On Thu, 13 Jun 2019 at 03:27, Radim Krčmář <rkrcmar@xxxxxxxxxx> wrote:
>
> 2019-06-12 21:22+0200, Radim Krčmář:
> > 2019-06-12 08:14-0700, Sean Christopherson:
> > > On Wed, Jun 12, 2019 at 05:40:18PM +0800, Wanpeng Li wrote:
> > > > diff --git a/arch/x86/kvm/x86.c b/arch/x86/kvm/x86.c
> > > > @@ -145,6 +145,12 @@ module_param(tsc_tolerance_ppm, uint, S_IRUGO | S_IWUSR);
> > > >  static int __read_mostly lapic_timer_advance_ns = -1;
> > > >  module_param(lapic_timer_advance_ns, int, S_IRUGO | S_IWUSR);
> > > >
> > > > +/*
> > > > + * lapic timer vmentry advance (tscdeadline mode only) in nanoseconds.
> > > > + */
> > > > +u32 __read_mostly vmentry_advance_ns = 300;
> > >
> > > Enabling this by default makes me nervous, e.g. nothing guarantees that
> > > future versions of KVM and/or CPUs will continue to have 300ns of overhead
> > > between wait_lapic_expire() and VM-Enter.
> > >
> > > If we want it enabled by default so that it gets tested, the default
> > > value should be extremely conservative, e.g. set the default to a small
> > > percentage (25%?) of the latency of VM-Enter itself on modern CPUs,
> > > VM-Enter latency being the min between VMLAUNCH and VMLOAD+VMRUN+VMSAVE.
> >
> > I share the sentiment.  We definitely must not enter the guest before
> > the deadline has expired and CPUs are approaching 5 GHz (in turbo), so
> > 300 ns would be too much even today.
> >
> > I wrote a simple testcase for rough timing and there are 267 cycles
> > (111 ns @ 2.4 GHz) between doing rdtsc() right after
> > kvm_wait_lapic_expire() [1] and doing rdtsc() in the guest as soon as
> > possible (see the attached kvm-unit-test).
>
> I forgot to attach it, pasting here as a patch for kvm-unit-tests.

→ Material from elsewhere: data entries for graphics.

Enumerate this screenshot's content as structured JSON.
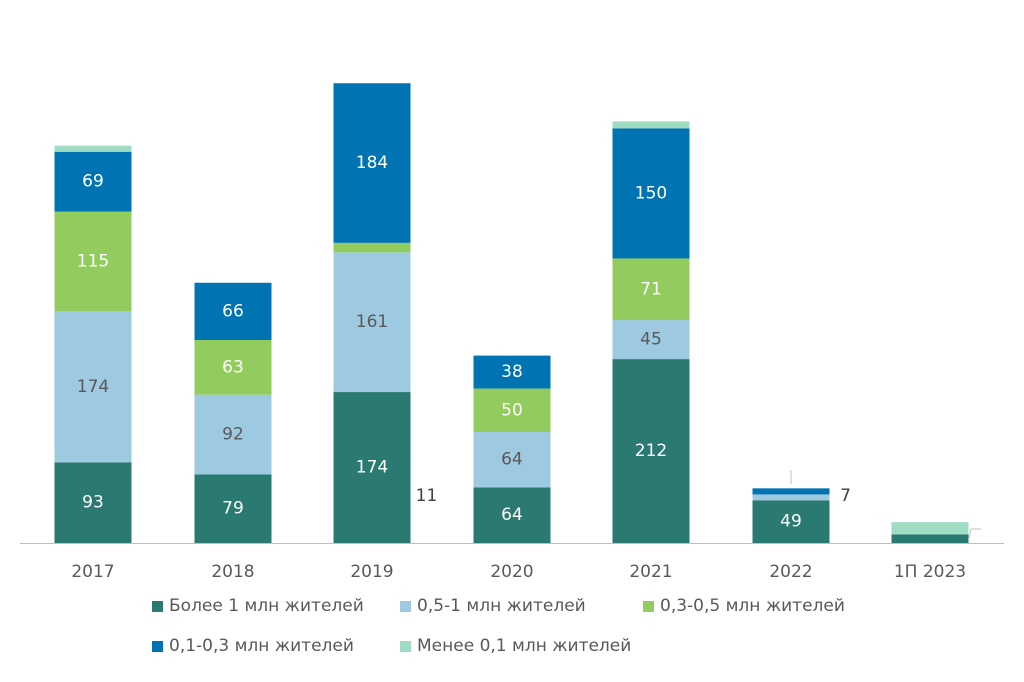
{
  "chart_data": {
    "type": "bar",
    "stacked": true,
    "categories": [
      "2017",
      "2018",
      "2019",
      "2020",
      "2021",
      "2022",
      "1П 2023"
    ],
    "series": [
      {
        "name": "Более 1 млн жителей",
        "color": "#2a7a72",
        "label_color": "#ffffff",
        "values": [
          93,
          79,
          174,
          64,
          212,
          49,
          10
        ],
        "labels": [
          "93",
          "79",
          "174",
          "64",
          "212",
          "49",
          ""
        ]
      },
      {
        "name": "0,5-1 млн жителей",
        "color": "#9ecae1",
        "label_color": "#595959",
        "values": [
          174,
          92,
          161,
          64,
          45,
          7,
          0
        ],
        "labels": [
          "174",
          "92",
          "161",
          "64",
          "45",
          "7",
          ""
        ]
      },
      {
        "name": "0,3-0,5 млн жителей",
        "color": "#92cc5e",
        "label_color": "#ffffff",
        "values": [
          115,
          63,
          11,
          50,
          71,
          0,
          0
        ],
        "labels": [
          "115",
          "63",
          "11",
          "50",
          "71",
          "",
          ""
        ]
      },
      {
        "name": "0,1-0,3 млн жителей",
        "color": "#0074b3",
        "label_color": "#ffffff",
        "values": [
          69,
          66,
          184,
          38,
          150,
          7,
          0
        ],
        "labels": [
          "69",
          "66",
          "184",
          "38",
          "150",
          "",
          ""
        ]
      },
      {
        "name": "Менее 0,1 млн жителей",
        "color": "#9fdcc2",
        "label_color": "#595959",
        "values": [
          7,
          0,
          0,
          0,
          8,
          0,
          14
        ],
        "labels": [
          "",
          "",
          "",
          "",
          "",
          "",
          ""
        ]
      }
    ],
    "ylim": [
      0,
      530
    ],
    "grid": false,
    "legend_position": "bottom"
  }
}
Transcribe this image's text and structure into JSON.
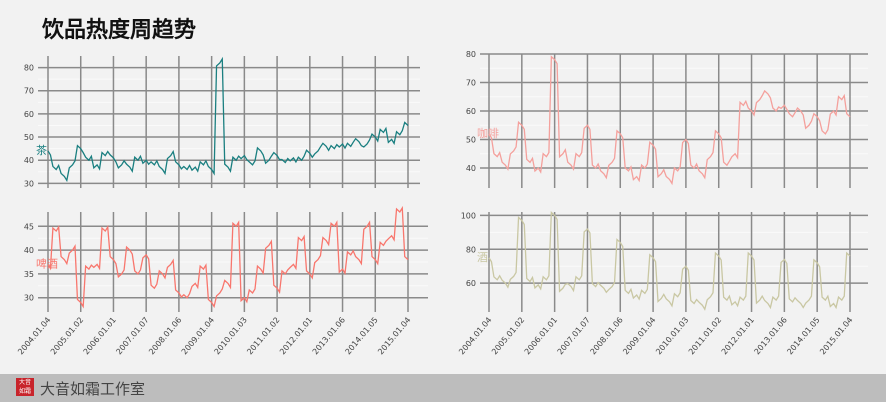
{
  "title": "饮品热度周趋势",
  "footer": {
    "studio": "大音如霜工作室",
    "logo_text": "大音如霜"
  },
  "chart_data": [
    {
      "type": "line",
      "name": "茶",
      "color": "#1a7f80",
      "ylim": [
        28,
        85
      ],
      "yticks": [
        30,
        40,
        50,
        60,
        70,
        80
      ],
      "x_range": [
        "2004.01.04",
        "2015.01.04"
      ],
      "values": [
        44,
        36,
        33,
        38,
        45,
        40,
        38,
        42,
        41,
        38,
        37,
        40,
        40,
        38,
        36,
        42,
        38,
        36,
        37,
        38,
        36,
        82,
        37,
        40,
        42,
        38,
        44,
        40,
        42,
        39,
        41,
        40,
        43,
        44,
        46,
        45,
        47,
        46,
        48,
        47,
        50,
        52,
        49,
        51,
        55
      ]
    },
    {
      "type": "line",
      "name": "咖啡",
      "color": "#f4a09c",
      "ylim": [
        33,
        80
      ],
      "yticks": [
        40,
        50,
        60,
        70,
        80
      ],
      "x_range": [
        "2004.01.04",
        "2015.01.04"
      ],
      "values": [
        52,
        44,
        41,
        46,
        55,
        42,
        40,
        44,
        78,
        45,
        41,
        44,
        55,
        40,
        38,
        42,
        52,
        39,
        37,
        40,
        48,
        38,
        36,
        39,
        50,
        40,
        38,
        44,
        52,
        41,
        45,
        62,
        60,
        64,
        66,
        60,
        62,
        58,
        60,
        55,
        58,
        52,
        60,
        64,
        58
      ]
    },
    {
      "type": "line",
      "name": "啤酒",
      "color": "#f8766d",
      "ylim": [
        27,
        48
      ],
      "yticks": [
        30,
        35,
        40,
        45
      ],
      "x_range": [
        "2004.01.04",
        "2015.01.04"
      ],
      "values": [
        37,
        44,
        38,
        40,
        29,
        36,
        37,
        44,
        38,
        35,
        40,
        35,
        39,
        32,
        35,
        37,
        31,
        30,
        33,
        36,
        29,
        31,
        33,
        45,
        30,
        31,
        36,
        41,
        32,
        35,
        37,
        42,
        35,
        38,
        42,
        45,
        36,
        39,
        38,
        45,
        38,
        41,
        43,
        48,
        38
      ]
    },
    {
      "type": "line",
      "name": "酒",
      "color": "#c9c7a3",
      "ylim": [
        43,
        102
      ],
      "yticks": [
        60,
        80,
        100
      ],
      "x_range": [
        "2004.01.04",
        "2015.01.04"
      ],
      "values": [
        75,
        62,
        60,
        64,
        97,
        61,
        59,
        62,
        100,
        57,
        58,
        62,
        92,
        58,
        57,
        58,
        84,
        54,
        53,
        54,
        75,
        51,
        49,
        52,
        70,
        48,
        47,
        52,
        76,
        50,
        49,
        50,
        76,
        50,
        48,
        50,
        74,
        49,
        48,
        50,
        72,
        50,
        48,
        50,
        76
      ]
    }
  ],
  "x_tick_labels": [
    "2004.01.04",
    "2005.01.02",
    "2006.01.01",
    "2007.01.07",
    "2008.01.06",
    "2009.01.04",
    "2010.01.03",
    "2011.01.02",
    "2012.01.01",
    "2013.01.06",
    "2014.01.05",
    "2015.01.04"
  ]
}
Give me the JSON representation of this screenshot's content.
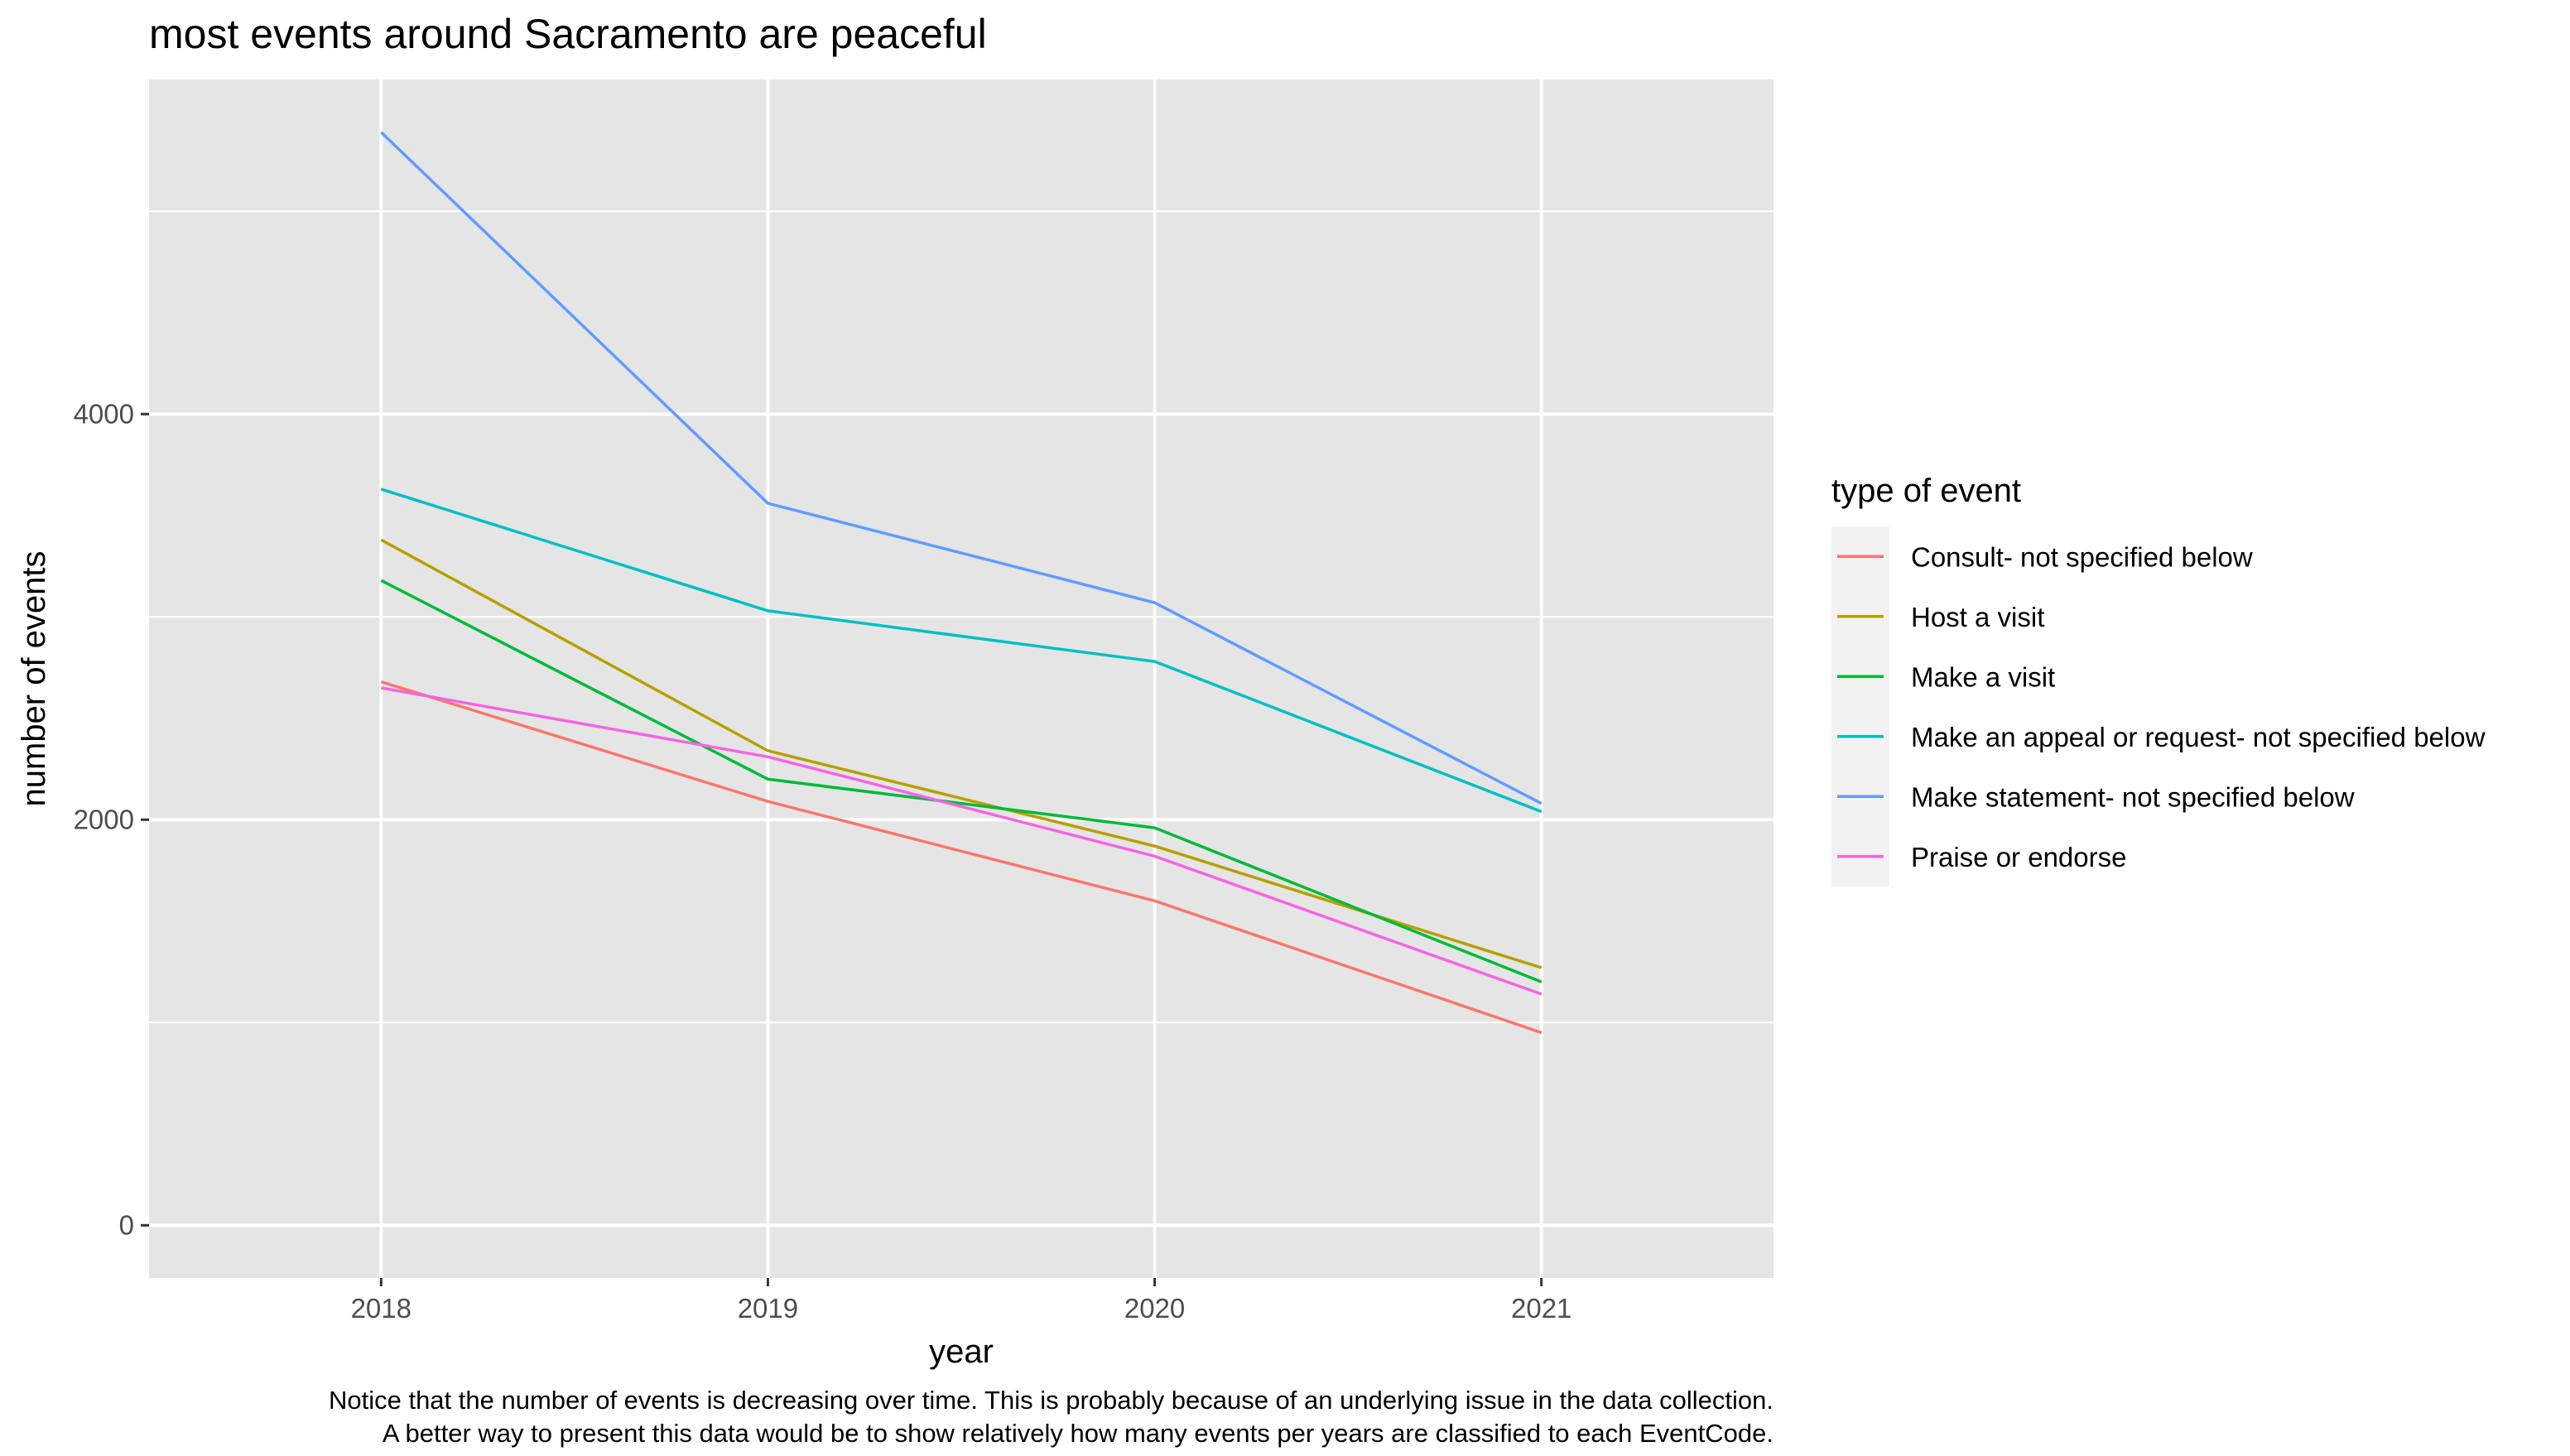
{
  "chart_data": {
    "type": "line",
    "title": "most events around Sacramento are peaceful",
    "xlabel": "year",
    "ylabel": "number of events",
    "x": [
      2018,
      2019,
      2020,
      2021
    ],
    "xlim": [
      2017.4,
      2021.6
    ],
    "ylim": [
      -260,
      5650
    ],
    "y_ticks": [
      0,
      2000,
      4000
    ],
    "y_minor_ticks": [
      1000,
      3000,
      5000
    ],
    "grid": true,
    "panel_background": "#e5e5e5",
    "grid_color": "#ffffff",
    "legend": {
      "title": "type of event",
      "placement": "right"
    },
    "series": [
      {
        "name": "Consult- not specified below",
        "color": "#F8766D",
        "values": [
          2680,
          2090,
          1600,
          950
        ]
      },
      {
        "name": "Host a visit",
        "color": "#B79F00",
        "values": [
          3380,
          2340,
          1870,
          1270
        ]
      },
      {
        "name": "Make a visit",
        "color": "#00BA38",
        "values": [
          3180,
          2200,
          1960,
          1200
        ]
      },
      {
        "name": "Make an appeal or request- not specified below",
        "color": "#00BFC4",
        "values": [
          3630,
          3030,
          2780,
          2040
        ]
      },
      {
        "name": "Make statement- not specified below",
        "color": "#619CFF",
        "values": [
          5390,
          3560,
          3070,
          2080
        ]
      },
      {
        "name": "Praise or endorse",
        "color": "#F564E3",
        "values": [
          2650,
          2310,
          1820,
          1140
        ]
      }
    ],
    "caption": [
      "Notice that the number of events is decreasing over time. This is probably because of an underlying issue in the data collection.",
      "A better way to present this data would be to show relatively how many events per years are classified to each EventCode."
    ]
  }
}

Thanks for this, Radim. :)

Regards,
Wanpeng Li

>
> ---
> diff --git a/x86/Makefile.common b/x86/Makefile.common
> index e612dbe..ceed648 100644
> --- a/x86/Makefile.common
> +++ b/x86/Makefile.common
> @@ -58,7 +58,7 @@ tests-common = $(TEST_DIR)/vmexit.flat $(TEST_DIR)/tsc.flat \
>                 $(TEST_DIR)/init.flat $(TEST_DIR)/smap.flat \
>                 $(TEST_DIR)/hyperv_synic.flat $(TEST_DIR)/hyperv_stimer.flat \
>                 $(TEST_DIR)/hyperv_connections.flat \
> -               $(TEST_DIR)/umip.flat
> +               $(TEST_DIR)/umip.flat $(TEST_DIR)/vmentry_latency.flat
>
>  ifdef API
>  tests-api = api/api-sample api/dirty-log api/dirty-log-perf
> diff --git a/x86/vmentry_latency.c b/x86/vmentry_latency.c
> new file mode 100644
> index 0000000..3859f09
> --- /dev/null
> +++ b/x86/vmentry_latency.c
> @@ -0,0 +1,45 @@
> +#include "x86/vm.h"
> +
> +static u64 get_last_hypervisor_tsc_delta(void)
> +{
> +       u64 a = 0, b, c, d;
> +       u64 tsc;
> +
> +       /*
> +        * The first vmcall is there to force a vm exit just before measuring.
> +        */
> +       asm volatile ("vmcall" : "+a"(a), "=b"(b), "=c"(c), "=d"(d));
> +
> +       tsc = rdtsc();
> +
> +       /*
> +        * The second hypercall recovers the value that was stored when vm
> +        * entering to execute the rdtsc()
> +        */
> +       a = 11;
> +       asm volatile ("vmcall" : "+a"(a), "=b"(b), "=c"(c), "=d"(d));
> +
> +       return tsc - a;
> +}
> +
> +static void vmentry_latency(void)
> +{
> +       unsigned i = 1000000;
> +       u64 min = -1;
> +
> +       while (i--) {
> +               u64 latency = get_last_hypervisor_tsc_delta();
> +               if (latency < min)
> +                       min = latency;
> +       }
> +
> +       printf("vm entry latency is %"PRIu64" TSC cycles\n", min);
> +}
> +
> +int main(void)
> +{
> +       setup_vm();
> +       vmentry_latency();
> +
> +       return 0;
> +}